Mais ses revenus sont toujours faibles, et dans l’ignorance de ses amis, il mène une vie de pauvreté et de dénuement. Ses seules sources de revenus stables sont quelques cours de musique, et des musiques qu’il fera jouer dans certains cabarets, « de rudes saloperies » selon ses dires.
Il collaborera quelques temps, via une rubrique, au quotidien l’Humanité. Mais, déçu des réactions récoltées (« mes amis communistes sont, en art, des bourgeois déconcertants ») il renonce à poursuivre.
Il pose sa candidature dans la section SFIO d’Arcueil, sans victoire électorale cependant.
Une nouvelle génération d’artistes parisiens émerge, les Breton, Auric, Delaunay, Léger, Eluard, Brancusi.
Satie est connu, respecté, mais pas vraiment intronisé. Il sera photographié par Man Ray en février 1922.
Un groupe d’admirateurs et de disciples sera fondé, que l’on nommera l’Ecole d’Arcueil. Henri Sauguet, Roger Désormière, Henri Cliquet-Pleyel, Maxime-Benjamin Jacob et Jacques-Benoit Méchin forment le noyau dur, autour du maître. Le groupe sera rapidement dissous après la mort de Satie.

En 1925, Satie souffre d’une cirrhose hépatique « soigneusement cultivée », selon ses proches.
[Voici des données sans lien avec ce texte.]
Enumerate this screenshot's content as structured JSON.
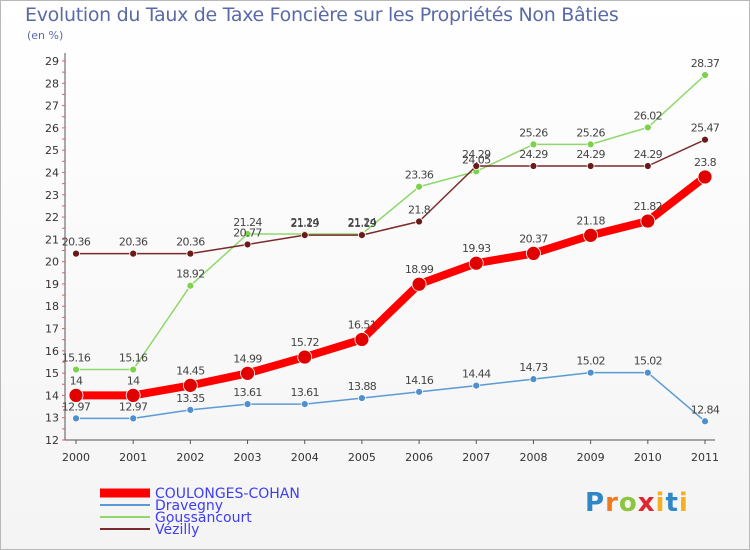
{
  "title": "Evolution du Taux de Taxe Foncière sur les Propriétés Non Bâties",
  "unit": "(en %)",
  "logo": {
    "p": "P",
    "r": "r",
    "o": "o",
    "x": "x",
    "i": "i",
    "t": "t",
    "i2": "i"
  },
  "chart_data": {
    "type": "line",
    "title": "Evolution du Taux de Taxe Foncière sur les Propriétés Non Bâties",
    "ylabel": "(en %)",
    "ylim": [
      12,
      29
    ],
    "grid": false,
    "legend_position": "bottom-left",
    "categories": [
      "2000",
      "2001",
      "2002",
      "2003",
      "2004",
      "2005",
      "2006",
      "2007",
      "2008",
      "2009",
      "2010",
      "2011"
    ],
    "yticks": [
      12,
      13,
      14,
      15,
      16,
      17,
      18,
      19,
      20,
      21,
      22,
      23,
      24,
      25,
      26,
      27,
      28,
      29
    ],
    "series": [
      {
        "name": "COULONGES-COHAN",
        "color": "#ff0000",
        "values": [
          14,
          14,
          14.45,
          14.99,
          15.72,
          16.51,
          18.99,
          19.93,
          20.37,
          21.18,
          21.82,
          23.8
        ],
        "labels": [
          "14",
          "14",
          "14.45",
          "14.99",
          "15.72",
          "16.51",
          "18.99",
          "19.93",
          "20.37",
          "21.18",
          "21.82",
          "23.8"
        ]
      },
      {
        "name": "Dravegny",
        "color": "#5b9bd5",
        "values": [
          12.97,
          12.97,
          13.35,
          13.61,
          13.61,
          13.88,
          14.16,
          14.44,
          14.73,
          15.02,
          15.02,
          12.84
        ],
        "labels": [
          "12.97",
          "12.97",
          "13.35",
          "13.61",
          "13.61",
          "13.88",
          "14.16",
          "14.44",
          "14.73",
          "15.02",
          "15.02",
          "12.84"
        ]
      },
      {
        "name": "Goussancourt",
        "color": "#8fd96b",
        "values": [
          15.16,
          15.16,
          18.92,
          21.24,
          21.24,
          21.24,
          23.36,
          24.05,
          25.26,
          25.26,
          26.02,
          28.37
        ],
        "labels": [
          "15.16",
          "15.16",
          "18.92",
          "21.24",
          "21.24",
          "21.24",
          "23.36",
          "24.05",
          "25.26",
          "25.26",
          "26.02",
          "28.37"
        ]
      },
      {
        "name": "Vézilly",
        "color": "#7a2a2a",
        "values": [
          20.36,
          20.36,
          20.36,
          20.77,
          21.19,
          21.19,
          21.8,
          24.29,
          24.29,
          24.29,
          24.29,
          25.47
        ],
        "labels": [
          "20.36",
          "20.36",
          "20.36",
          "20.77",
          "21.19",
          "21.19",
          "21.8",
          "24.29",
          "24.29",
          "24.29",
          "24.29",
          "25.47"
        ]
      }
    ]
  }
}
Ses amis Milhaud, Braque et Derain se relaient pour lui assurer des ressources régulières et une nourriture correcte. On veut lui éviter de rentrer chaque soir à Arcueil à pied, comme il en avait l’habitude. Il sera logé un temps dans des hôtels parisiens, puis à l’hôpital de Saint-Joseph, où il passera ses derniers jours avant de s’éteindre le 1er juillet 1925.
A son chevet Picasso, Survage, Robert Caby. A son enterrement, cette élite parisienne côtoiera pour la première fois les voisins de banlieue d’Erik Satie, au cimetière d’Arcueil.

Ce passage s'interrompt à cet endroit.